Drovers recently received an inquiry from a college student conducting research for a public-health class project.  She sent a list of questions regarding the relative merits of finishing cattle on grass versus grain-based rations. Her questions, while somewhat biased, reflect common misperceptions of grain feeing and the kinds of question consumers are asking. For that reason, we have adapted the questions and answers into this article, to serve as possible “talking points” for our readers as you encounter similar questions from the public.
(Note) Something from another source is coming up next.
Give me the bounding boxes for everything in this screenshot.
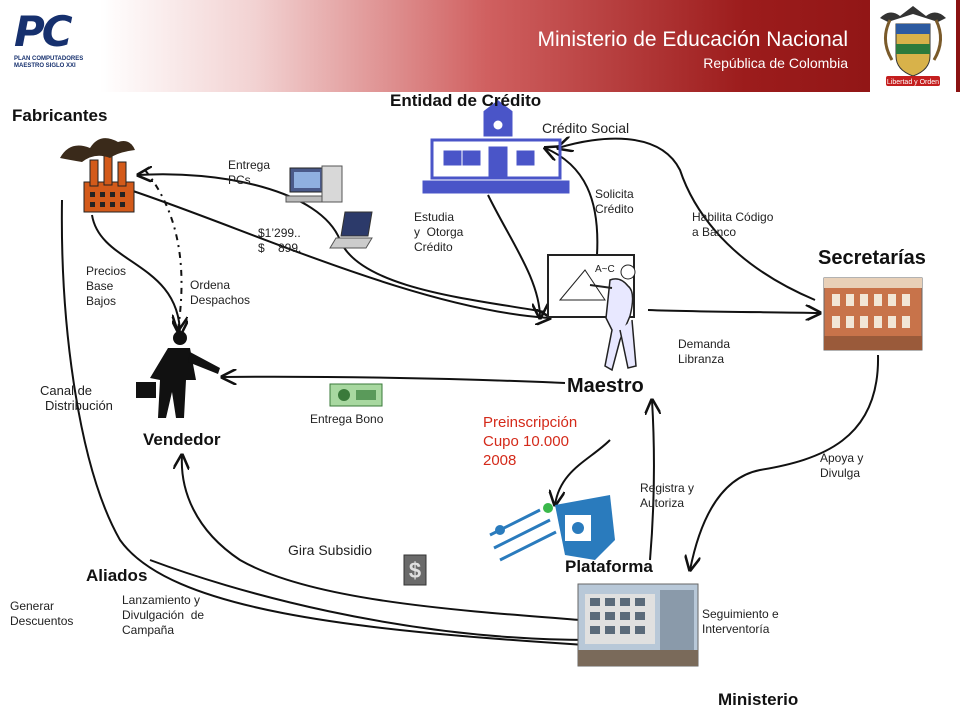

We’ve been posting the 13 questions, along with our answers, over the last couple weeks. Here is question 12:


How do you think corn affects the price of cattle? Do you think this is having a greater impact on the health of Americans?

Drovers CattleNetwork

Because grain finishing improves production efficiency, it helps keep the price of beef competitive with other meats. This is positive for the health of Americans, who have access to affordable, nutrient-dense food.

For example, a March 8 price check with Omaha Steaks, a leading online retailer of premium meat products, shows a package of four nine-ounce grass-fed New York Strip steaks on sale for $89 (The regular price is $179.99.) Using the sale price, that is $22.25 per steak. For comparison a package of four nine-ounce conventional New York Strip steaks on the same site sells for $59.99, or $15 per steak.

The Omaha Steaks site also lists a package of four six-ounce, grass-fed hamburger patties for a sale price of $24.99. The regular price is $45.99. At the sale price, each grass-fed burger costs $6.25. For comparison, a package of eight five-ounce conventional burgers is sale priced at $19.99, or $2.50 per burger. The site lists the normal price for the same package of conventional burgers at $34.99, or $4.37 per burger, compared with $11.50 per burger for the grass-fed burgers at their usual full price of $45.99 for four six-ounce patties.